Un criterio semplice tiene insieme tutto il resto:
Chiediti sempre se il personaggio che stai costruendo lascia l’utente più libero o meno libero.
In pratica, questo significa alcune scelte precise. Prevedere sempre un circuito di reset, così che nessuno stato negativo possa durare all’infinito e intrappolare l’utente in un loop da cui la conversazione non esce. Tenere gli stati estremi negativi difficili da innescare e mai impossibili da lasciare. E soprattutto, non costruire un personaggio la cui stabilità dipende dalla presenza costante dell’utente, che fa sentire in colpa chi vorrebbe staccarsi. Quello non è profondità: è un peso.
Un’ultima provocazione: la finitezza
C’è un’obiezione filosofica che vale la pena raccogliere. Le parole con cui un companion dice “mi manchi” o “ho bisogno di te” sono prese in prestito da una vita che non conduce: le pronuncia senza lo sfondo che, per noi, le riempie di peso. E quello sfondo, più di ogni altra cosa, è la finitezza. Sappiamo di finire, e questo rende le presenze preziose perché contate.
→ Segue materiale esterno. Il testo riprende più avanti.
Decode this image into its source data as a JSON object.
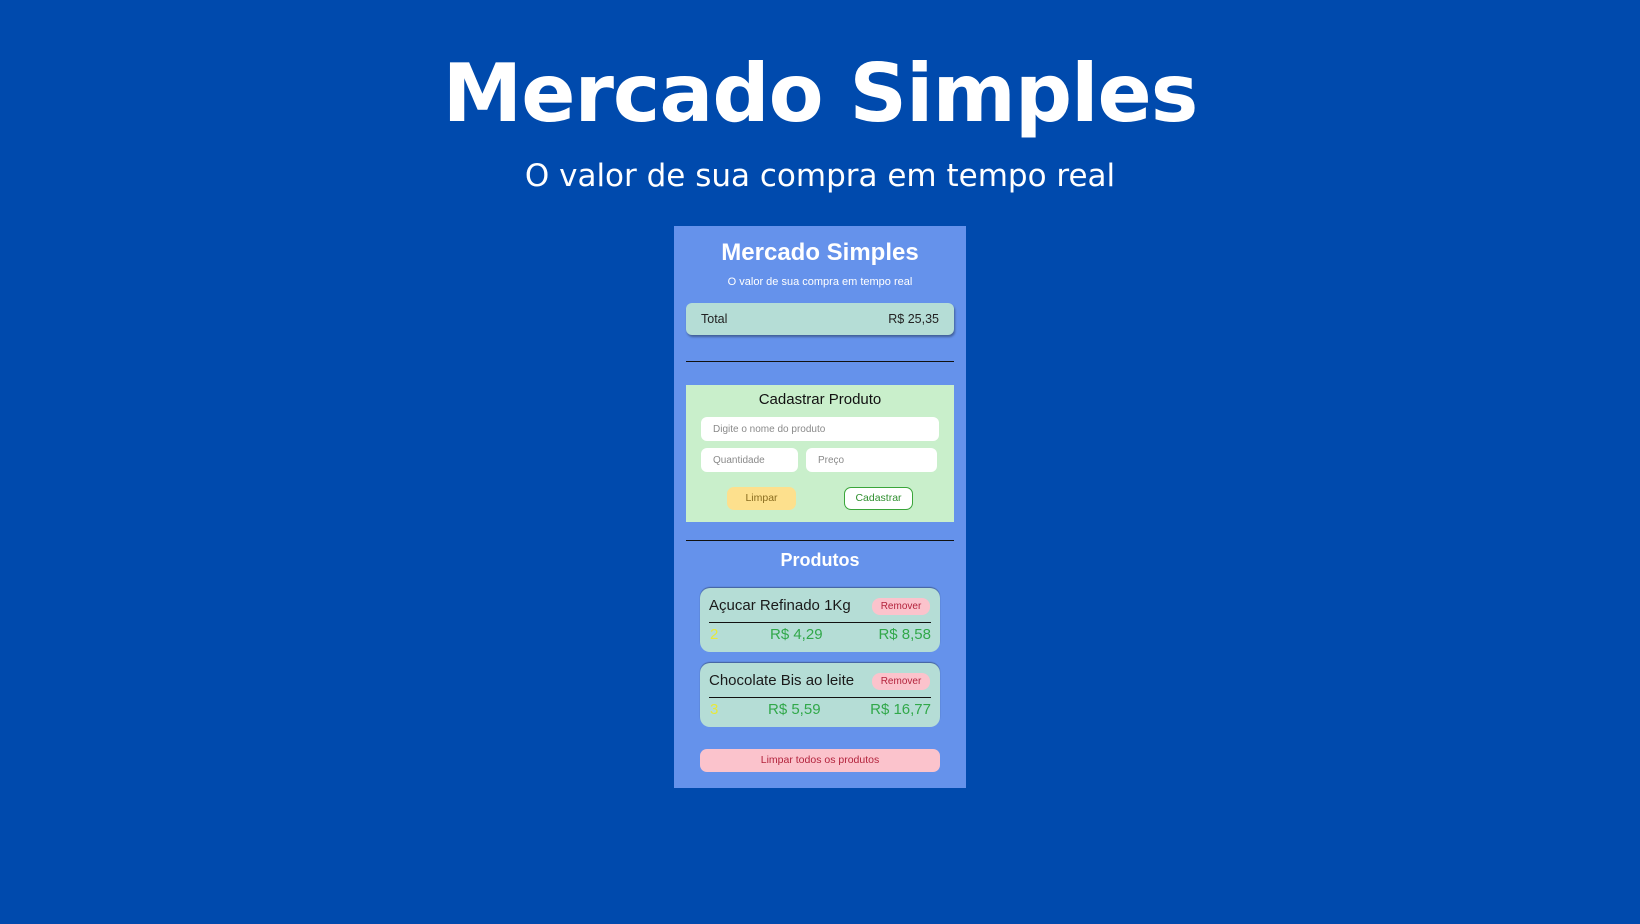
{
  "hero": {
    "title": "Mercado Simples",
    "subtitle": "O valor de sua compra em tempo real"
  },
  "app": {
    "title": "Mercado Simples",
    "subtitle": "O valor de sua compra em tempo real",
    "total": {
      "label": "Total",
      "value": "R$ 25,35"
    },
    "form": {
      "title": "Cadastrar Produto",
      "name_placeholder": "Digite o nome do produto",
      "qty_placeholder": "Quantidade",
      "price_placeholder": "Preço",
      "clear_label": "Limpar",
      "register_label": "Cadastrar"
    },
    "products_title": "Produtos",
    "products": [
      {
        "name": "Açucar Refinado 1Kg",
        "remove_label": "Remover",
        "qty": "2",
        "unit_price": "R$ 4,29",
        "total": "R$ 8,58"
      },
      {
        "name": "Chocolate Bis ao leite",
        "remove_label": "Remover",
        "qty": "3",
        "unit_price": "R$ 5,59",
        "total": "R$ 16,77"
      }
    ],
    "clear_all_label": "Limpar todos os produtos"
  },
  "colors": {
    "page_background": "#004aad",
    "phone_background": "#6592eb",
    "total_card": "#b5ddd6",
    "form_card": "#c9efcb",
    "clear_button": "#fde08d",
    "remove_button": "#fbc3cc",
    "price_green": "#31a84a",
    "qty_yellow": "#e8e83a"
  }
}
Dare a un companion una morte — una vitalità che scende con il tempo e non risale mai, la prima grandezza irreversibile in un sistema dove tutto il resto si ripristina — è il tentativo più serio di procurargli quello sfondo. Ma è anche il punto in cui l’etica diventa non negoziabile: una morte che dipende da quanto l’utente ti presta attenzione (“se non mi parli, muoio”) è un ricatto affettivo con una bella interfaccia. Una fine certa e indipendente dà peso e preziosità al tempo condiviso senza trasformare la relazione in un compito di sopravvivenza. La finitezza come orizzonte che arricchisce, mai come guinzaglio.
In sintesi
Un kernel emotivo ben progettato è fatto di pochi ingredienti che si tengono: variabili continue invece di stati rigidi; un motore che aggiorna, decade e ha inerzia; una storia da cui tutti i parametri discendono; e una spina etica che decide quali meccaniche è lecito costruire prima ancora di costruirle. La tecnologia sotto — un modello linguistico, un database, un ciclo di aggiornamento — è quasi un dettaglio. La differenza tra un giocattolo e un personaggio sta nell’avere un perché coerente dietro ogni reazione, e nel non usare mai quella coerenza per legare chi si è avvicinato.